Room M100 A, Mezzanine Level. (Neelanjana Banerjee, Chiwan Choi, Nicholas Wong, Samantha Chanse, D’Lo D’Lo)
In this cross-genre panel, we ask four internationally renowned queer, mixed race, transgender, and immigrant poets and theater artists: What constitutes the self in poetry and performance? How can that self be communicated to an audience? How do poetry and performance inform each other on both the printed page and stage? This panel will feature mini-performances and a discussion about how performance and poetry can work together to convey the truth of complex identities in a modern world.


S146. Why Reviewing Matters: Diversity in Reviews.

Room 200 H&I, Level 2.(Alyse Bensel, Robin Becker, Randon Billings Noble, Camille-Yvette Welsch)

The VIDA count continues to show gender disparity in book reviewers and authors reviewed. This panel of book review editors and reviewers will discuss their efforts and offer practical strategies to combat this gender gap and lack of diversity by examining title and reviewer selection as well as when, where, and how reviews are published. New and seasoned reviewers will have the opportunity to engage in a discussion about how to select titles and work with publications to promote inclusivity.

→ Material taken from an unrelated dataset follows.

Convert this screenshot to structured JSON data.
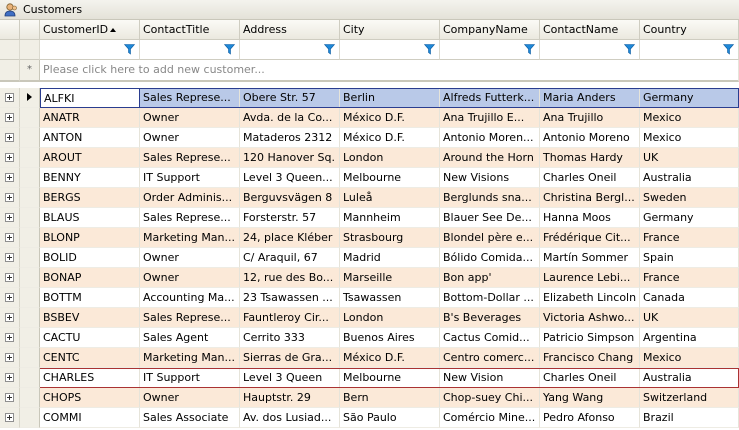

S165. Veils and Words: Poetry by Mohja Kahf, Dunya Mikhail, and Farzaneh Milani, Sponsored by Poets House.
Auditorium Room 1, Level 1. (Mohja Kahf, Dunya Mikhail, Farzaneh Milani, Stephen Motika)
‘Being a poet means being human,’ declared the great Iranian feminist poet Forugh Farrokhazed. Three leading Middle Eastern American poet-scholars explore the complicated intersection of religion, gender, and political life through readings and discussion of their work and the work of the great female poets of their home countries—Iran, Iraq, and Syria—as a way to understand the evolutions and revolutions of the last fifty years.

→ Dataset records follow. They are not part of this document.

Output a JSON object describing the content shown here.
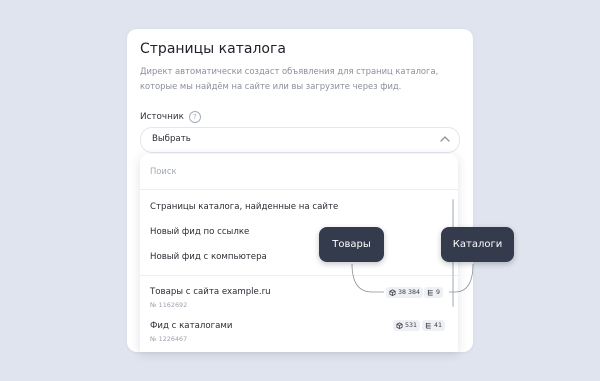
{
  "card": {
    "title": "Страницы каталога",
    "description": "Директ автоматически создаст объявления для страниц каталога, которые мы найдём на сайте или вы загрузите через фид.",
    "source_label": "Источник",
    "help_icon": "question-circle-icon",
    "select_value": "Выбрать",
    "chevron_icon": "chevron-up-icon"
  },
  "dropdown": {
    "search_placeholder": "Поиск",
    "options": [
      "Страницы каталога, найденные на сайте",
      "Новый фид по ссылке",
      "Новый фид с компьютера"
    ],
    "feeds": [
      {
        "name": "Товары с сайта example.ru",
        "id": "№ 1162692",
        "products": "38 384",
        "catalogs": "9"
      },
      {
        "name": "Фид с каталогами",
        "id": "№ 1226467",
        "products": "531",
        "catalogs": "41"
      }
    ]
  },
  "tooltips": {
    "products": "Товары",
    "catalogs": "Каталоги"
  },
  "colors": {
    "background": "#dfe4ee",
    "tooltip": "#343b4d",
    "badge": "#eef0f4"
  }
}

S225. Poetry and the New Black Masculinity, Part Two.
Room L100 F&G, Lower Level.
(Kevin Simmonds, Danez Smith, Tim Seibles, Pages Matam)
The work of contemporary black male poets reflects assertions and disruptions often missing from mainstream black male representation. As a continuation of the seminal panel at Split This Rock (STR) Poetry Festival 2014, five noted black male poets—at various stages in their careers and representing a wide range of genre-defiant aesthetic and performative practices—reconvene to discuss themes and conventions emanating from their own social, artistic, and political narratives.

Three o’clock p.m. to Four-fifteen p.m.

S228. Finding Voice with Roxane Gay, Pablo Medina, Michael Thomas, and Bob Shacochis, Sponsored by Grove/Atlantic Press.

Main Auditorium, Level 1. (Bob Shacochis, Michael Thomas, Roxane Gay, John Freeman, Pablo Medina)
A panel featuring four incredible, diverse Grove voices: cultural critic, essayist, and novelist, Roxane Gay; poet and novelist Pablo Medina; IMPAC award winner Michael Thomas; and 2014 Pulitzer Prize finalist Bob Shacochis. Together, these authors will discuss their writing processes and read from new and/or forthcoming work. The conversation will be moderated by author, literary critic, and former Granta editor, John Freeman.

Four-thirty p.m. to Five-forty-five p.m.

S268. Queridos: A Reading by Gay Latinos.

Room 101 J, Level 1. (Ruben Quesada, Francisco X. Alarcón, Benjamin Garcia, Miguel M. Morales, Pablo Miguel Martínez)

This poetry reading will present a group of openly gay (queer) Latino poets at various stages in their careers. These authors, who come from around the country—brought together through creativity and community—will share a variety of original poems inspired by and/or against their identity as gay (queer) Latinos.